Here my current plan for AI hardware:
- I ordered a used K80 with 2x12 GB recently, a used one of course, for 100$/95€ shipping included. It's an old GPU, only supported by older CUDA versions and might not run quantified models. Uses much energy, but it's two GPUs with 12GB each. I plan to pair this one after a while with a RTX3060 (12GB, 300€ used or 400€ new I think) in one home server. Context:
https://technical.city/en/video/Tesla-K80m-vs-GeForce-RTX-3060 - That one, will then run my 12GB models. For fine tuning, or models which don't run on the K80, I would use the 3060. I don't know yet if I can somehow joint them together and use 3x12GB through the bus. It just seems to need some software support in these programs for running models at home.
- I plan to use online services like Colab to learn about how to run these things, but have the K80 for more private data and learning how to do these things at home.
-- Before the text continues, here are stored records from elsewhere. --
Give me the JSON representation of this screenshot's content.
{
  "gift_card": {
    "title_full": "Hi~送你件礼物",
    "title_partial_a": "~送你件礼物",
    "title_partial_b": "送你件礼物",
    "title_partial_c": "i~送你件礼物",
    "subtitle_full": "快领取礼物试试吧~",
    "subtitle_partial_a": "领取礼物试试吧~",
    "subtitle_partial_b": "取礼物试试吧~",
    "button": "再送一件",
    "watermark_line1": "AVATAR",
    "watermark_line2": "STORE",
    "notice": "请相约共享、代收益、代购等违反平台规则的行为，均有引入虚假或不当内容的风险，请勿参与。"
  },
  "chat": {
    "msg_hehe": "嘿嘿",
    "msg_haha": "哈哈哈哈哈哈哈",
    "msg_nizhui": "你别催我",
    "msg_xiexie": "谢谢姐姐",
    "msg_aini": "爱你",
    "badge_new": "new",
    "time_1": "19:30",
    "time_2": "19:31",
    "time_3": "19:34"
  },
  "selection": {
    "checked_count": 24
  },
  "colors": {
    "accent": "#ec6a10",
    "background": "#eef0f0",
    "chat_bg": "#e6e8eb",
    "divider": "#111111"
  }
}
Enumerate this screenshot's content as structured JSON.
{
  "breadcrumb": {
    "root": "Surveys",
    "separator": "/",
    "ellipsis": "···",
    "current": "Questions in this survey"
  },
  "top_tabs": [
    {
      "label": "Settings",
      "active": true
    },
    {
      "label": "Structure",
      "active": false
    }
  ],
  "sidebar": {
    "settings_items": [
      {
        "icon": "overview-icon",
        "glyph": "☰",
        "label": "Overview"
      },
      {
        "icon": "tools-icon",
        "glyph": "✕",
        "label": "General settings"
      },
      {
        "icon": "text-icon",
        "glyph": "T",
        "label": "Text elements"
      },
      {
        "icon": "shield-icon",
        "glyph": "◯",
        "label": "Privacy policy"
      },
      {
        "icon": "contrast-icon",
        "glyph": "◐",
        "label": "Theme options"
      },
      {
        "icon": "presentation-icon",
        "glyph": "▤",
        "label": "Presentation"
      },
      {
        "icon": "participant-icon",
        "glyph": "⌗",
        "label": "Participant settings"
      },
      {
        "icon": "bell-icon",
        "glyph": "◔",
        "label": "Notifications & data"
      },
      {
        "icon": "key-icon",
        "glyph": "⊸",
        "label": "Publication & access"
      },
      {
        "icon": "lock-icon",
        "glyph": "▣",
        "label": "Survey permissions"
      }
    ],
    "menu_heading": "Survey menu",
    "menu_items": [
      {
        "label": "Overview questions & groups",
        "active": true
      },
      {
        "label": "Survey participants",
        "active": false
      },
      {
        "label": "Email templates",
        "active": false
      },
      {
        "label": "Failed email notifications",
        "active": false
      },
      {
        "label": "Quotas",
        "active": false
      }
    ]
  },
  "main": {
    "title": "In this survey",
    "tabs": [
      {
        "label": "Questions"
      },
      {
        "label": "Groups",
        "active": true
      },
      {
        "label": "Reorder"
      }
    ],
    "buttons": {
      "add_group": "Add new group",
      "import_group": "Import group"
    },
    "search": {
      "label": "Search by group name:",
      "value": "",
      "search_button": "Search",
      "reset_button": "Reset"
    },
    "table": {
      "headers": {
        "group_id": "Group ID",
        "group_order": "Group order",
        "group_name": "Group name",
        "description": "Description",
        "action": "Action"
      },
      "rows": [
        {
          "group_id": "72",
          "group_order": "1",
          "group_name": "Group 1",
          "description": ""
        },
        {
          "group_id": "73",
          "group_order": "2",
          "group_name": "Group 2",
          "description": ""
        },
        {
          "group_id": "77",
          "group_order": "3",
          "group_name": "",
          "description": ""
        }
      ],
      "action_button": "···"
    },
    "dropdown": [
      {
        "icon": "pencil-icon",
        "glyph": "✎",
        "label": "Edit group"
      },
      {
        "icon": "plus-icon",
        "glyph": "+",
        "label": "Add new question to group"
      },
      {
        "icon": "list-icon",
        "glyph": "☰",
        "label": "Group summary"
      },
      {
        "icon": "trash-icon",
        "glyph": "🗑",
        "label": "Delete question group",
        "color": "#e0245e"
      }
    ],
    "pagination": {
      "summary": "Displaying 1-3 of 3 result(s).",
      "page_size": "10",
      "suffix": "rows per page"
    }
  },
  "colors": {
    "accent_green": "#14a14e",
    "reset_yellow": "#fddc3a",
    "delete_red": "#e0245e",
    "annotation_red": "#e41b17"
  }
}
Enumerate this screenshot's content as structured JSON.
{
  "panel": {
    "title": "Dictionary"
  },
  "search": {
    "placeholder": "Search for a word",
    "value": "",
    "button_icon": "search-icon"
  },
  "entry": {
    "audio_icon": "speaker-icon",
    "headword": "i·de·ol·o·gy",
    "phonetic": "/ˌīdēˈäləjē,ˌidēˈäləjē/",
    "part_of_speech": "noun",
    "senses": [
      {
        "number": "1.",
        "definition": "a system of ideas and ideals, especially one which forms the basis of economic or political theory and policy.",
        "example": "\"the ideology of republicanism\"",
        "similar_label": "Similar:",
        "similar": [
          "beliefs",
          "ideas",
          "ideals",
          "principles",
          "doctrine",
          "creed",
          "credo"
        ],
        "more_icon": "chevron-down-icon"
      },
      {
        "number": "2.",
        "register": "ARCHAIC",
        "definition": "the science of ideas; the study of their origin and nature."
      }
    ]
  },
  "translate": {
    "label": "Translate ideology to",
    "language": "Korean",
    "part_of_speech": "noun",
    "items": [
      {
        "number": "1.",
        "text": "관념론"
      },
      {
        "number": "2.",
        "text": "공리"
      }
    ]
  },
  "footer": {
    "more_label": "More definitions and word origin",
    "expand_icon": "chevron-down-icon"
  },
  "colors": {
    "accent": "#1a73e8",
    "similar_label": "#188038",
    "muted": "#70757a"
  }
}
- Then I'll get some SBCs, most likely Orange PI's, which can run small models of Whisper (speech regocnition). Also, another small home server with a Intel Arc380 (140-160€), which is fast enough to run the big and better model of Whisper at the speed of one fast human speaker. It does this quite energy efficient. These devices will not run anything else, for security reasons, and be connected to microphones which will be always on. The server will receive the audio through the SBCs from all rooms using the home network (likely on a VPN using Tinc). All of them will send the transcripts to some server in my network which can then decide how to respond. Most likely filtering first for which data is more sensitive than others.
- Some small device, like a Raspi, will maybe handle responses based on AIML or using some small model.
- Questions which don't contain private information might be send to OpenAI or another service.
- The next step up will be getting a M40 (180€) and then a used RTX3090 (700-800€ right now I think), putting them in another home server at some point. Of course I might use this one for gaming till I get even the next GPU. These can handle the models which need 24 GB. The 3090 will do the fine tuning if I want to do that, since it has more power, while the M40 doesn't need as much energy. Context:
https://technical.city/en/video/GeForce-RTX-3090-vs-Tesla-M40-24-GB
- Then the next step might be getting a AMD XTX (1k-1.2k€) if it's supported well enough for AI by this time. I can use this one for gaming and then put the 3090 in a home server with the M40. If it's possible to combine cards using PCI express, then it might be interesting to think about getting another XTX later, and have 48GB vRAM.
- But I hope that either Intel or AMD will come out with a prosumer or consumer card for AI at home, which is rather slow but has 48GB and is not too expensive.
(If you buy K80 or M40 on Ebay make sure not to buy the 12GB versions by accident while only looking at the price. They aren't much cheaper. K80 should have 2x12GB and the M40 24GB.)